La lune de miel est terminée. Les premières salves sont lancées : Trudeau qui rejette la proposition de la déclaration d’impôt unique, Leblanc qui finasse sur la question des seuils d’immigration. Trudeau, encore, qui persiffle sur la laïcité, Rodriguez qui laisse tomber son masque et les civilités pour nous servir le mépris du Québec français.
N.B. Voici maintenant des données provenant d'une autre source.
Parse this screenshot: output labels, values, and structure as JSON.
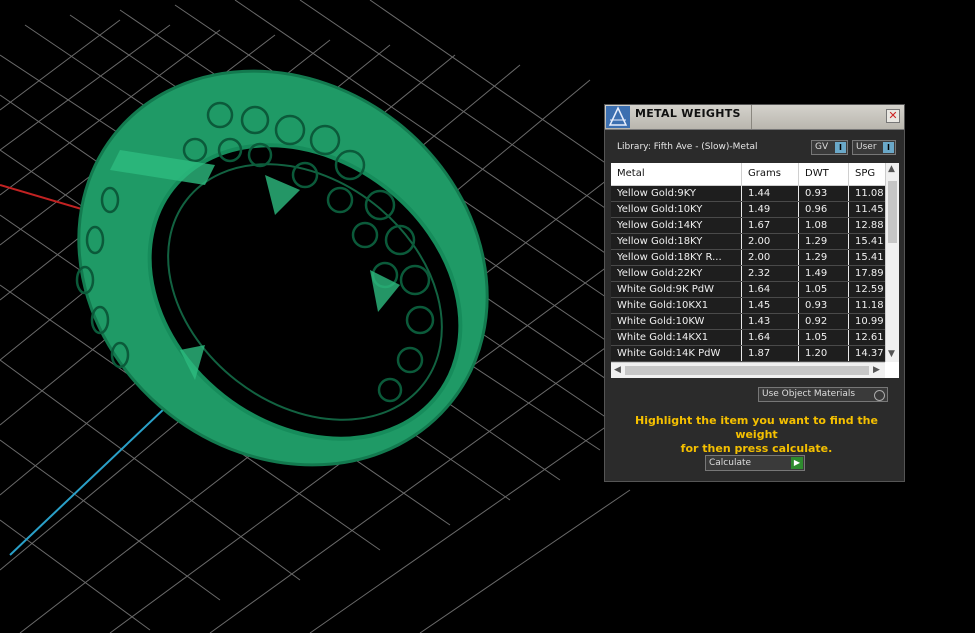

Cela ira en s’accélérant et le signal en a été donné à la sortie du caucus de la CAQ : le tir groupé sur les déclarations de François Legault au sujet de cette chose aussi mal définie que l’islamophobie aura donné un avant-goût de ce qui l’attend lorsque son gouvernement déposera le projet de loi sur la laïcité. À Radio-Canada et dans de nombreuses officines du cartel médiatique, les chantres du multiculturalisme ont de plus en plus de mal à cacher leur jupon ; la nébuleuse diversitaire s’agite, publie, appelle à la censure, l’intolérance vertueuse s’affiche et se répand. La politique québécoise restera aussi fermement tenue coincée entre le consentement à la « normalisation » minoritaire et l’humiliation. C’est entre ces deux pôles – et entre eux seulement – que l’ordre canadian est déterminé à contenir le Québec.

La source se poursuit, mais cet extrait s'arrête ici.